METHODS: This is a retrospective chart review study of women who underwent surgery between January 1, 2018, and December 31, 2020. Patients who received a scopolamine patch versus those who did not were compared using demographic and perioperative variables utilizing Pearson’s chi-squared test and t-test of Wilcoxon rank-sum. A logistic regression was performed to evaluate the effect of scopolamine on the patients’ postoperative voiding trial results, controlling for confounders. P-value < 0.05 was considered statistically significant.

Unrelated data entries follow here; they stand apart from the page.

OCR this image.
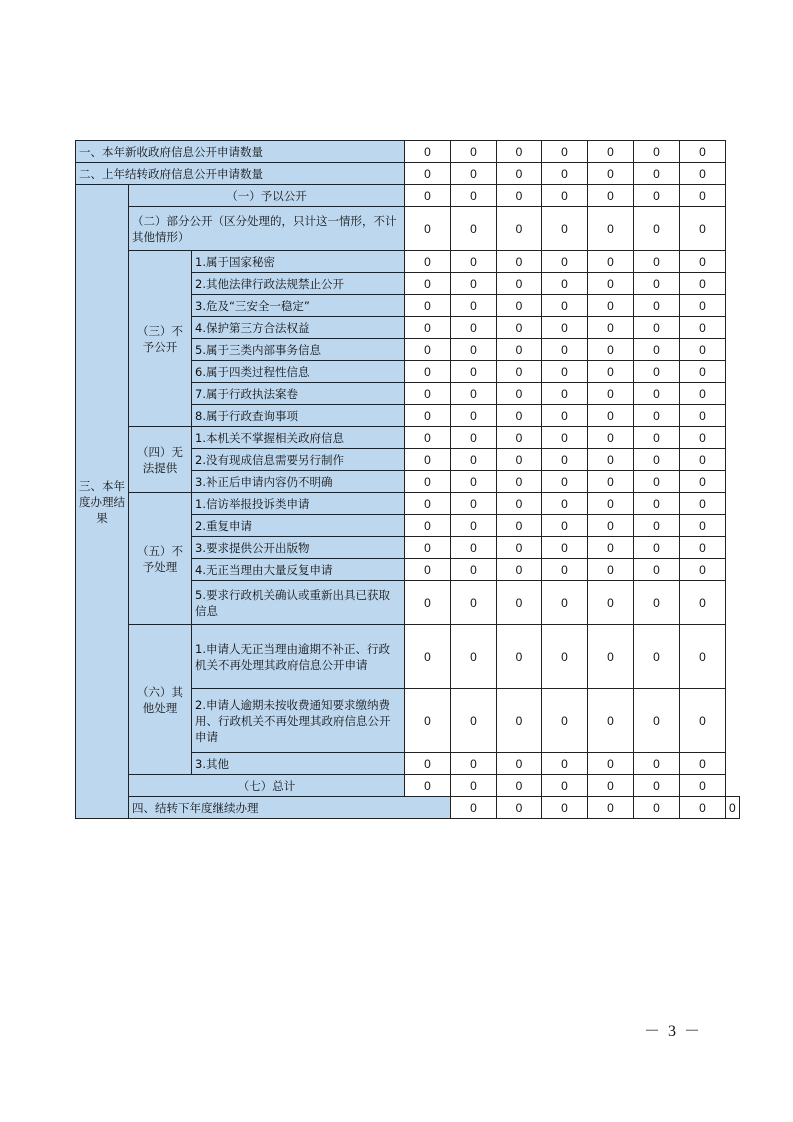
一、本年新收政府信息公开申请数量			0	0	0	0	0	0	0	
二、上年结转政府信息公开申请数量			0	0	0	0	0	0	0	
三、本年度办理结果	（一）予以公开		0	0	0	0	0	0	0	
	（二）部分公开（区分处理的，只计这一情形，不计其他情形）		0	0	0	0	0	0	0	
	（三）不予公开	1.属于国家秘密	0	0	0	0	0	0	0	
		2.其他法律行政法规禁止公开	0	0	0	0	0	0	0	
		3.危及“三安全一稳定”	0	0	0	0	0	0	0	
		4.保护第三方合法权益	0	0	0	0	0	0	0	
		5.属于三类内部事务信息	0	0	0	0	0	0	0	
		6.属于四类过程性信息	0	0	0	0	0	0	0	
		7.属于行政执法案卷	0	0	0	0	0	0	0	
		8.属于行政查询事项	0	0	0	0	0	0	0	
	（四）无法提供	1.本机关不掌握相关政府信息	0	0	0	0	0	0	0	
		2.没有现成信息需要另行制作	0	0	0	0	0	0	0	
		3.补正后申请内容仍不明确	0	0	0	0	0	0	0	
	（五）不予处理	1.信访举报投诉类申请	0	0	0	0	0	0	0	
		2.重复申请	0	0	0	0	0	0	0	
		3.要求提供公开出版物	0	0	0	0	0	0	0	
		4.无正当理由大量反复申请	0	0	0	0	0	0	0	
		5.要求行政机关确认或重新出具已获取信息	0	0	0	0	0	0	0	
	（六）其他处理	1.申请人无正当理由逾期不补正、行政机关不再处理其政府信息公开申请	0	0	0	0	0	0	0	
		2.申请人逾期未按收费通知要求缴纳费用、行政机关不再处理其政府信息公开申请	0	0	0	0	0	0	0	
		3.其他	0	0	0	0	0	0	0	
	（七）总计		0	0	0	0	0	0	0	
	四、结转下年度继续办理			0	0	0	0	0	0	0
－ 3 －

RESULTS: A total of 449 women underwent a vaginal or laparoscopic hysterectomy, midurethral sling placement, uterosacral or sacrospinous ligament suspension, sacrocolpopexy, anterior/posterior colporrhaphy, or other urogynecologic surgeries with 109 (24.2%) having received transdermal scopolamine. A significantly higher number of women with preoperative scopolamine [n = 50 (45.9%)] failed their voiding trial compared to those without scopolamine [n = 100 (29.4%), p = 0.0016]. The adjusted model yielded an odds ratio of 1.75 (95% CI: 1.08-2.85) of a failed voiding trial in the scopolamine group. When comparing the odds of failing voiding trial by surgery type, those with a midurethral sling placed during surgery had an adjusted odds ratio of 3.12 (95% CI: 2.01-4.87), as compared to those without a midurethral sling.
CONCLUSIONS: Use of a transdermal scopolamine patch for nausea and vomiting prophylaxis is associated with increased risk of postoperative urinary retention across all urogynecologic surgeries.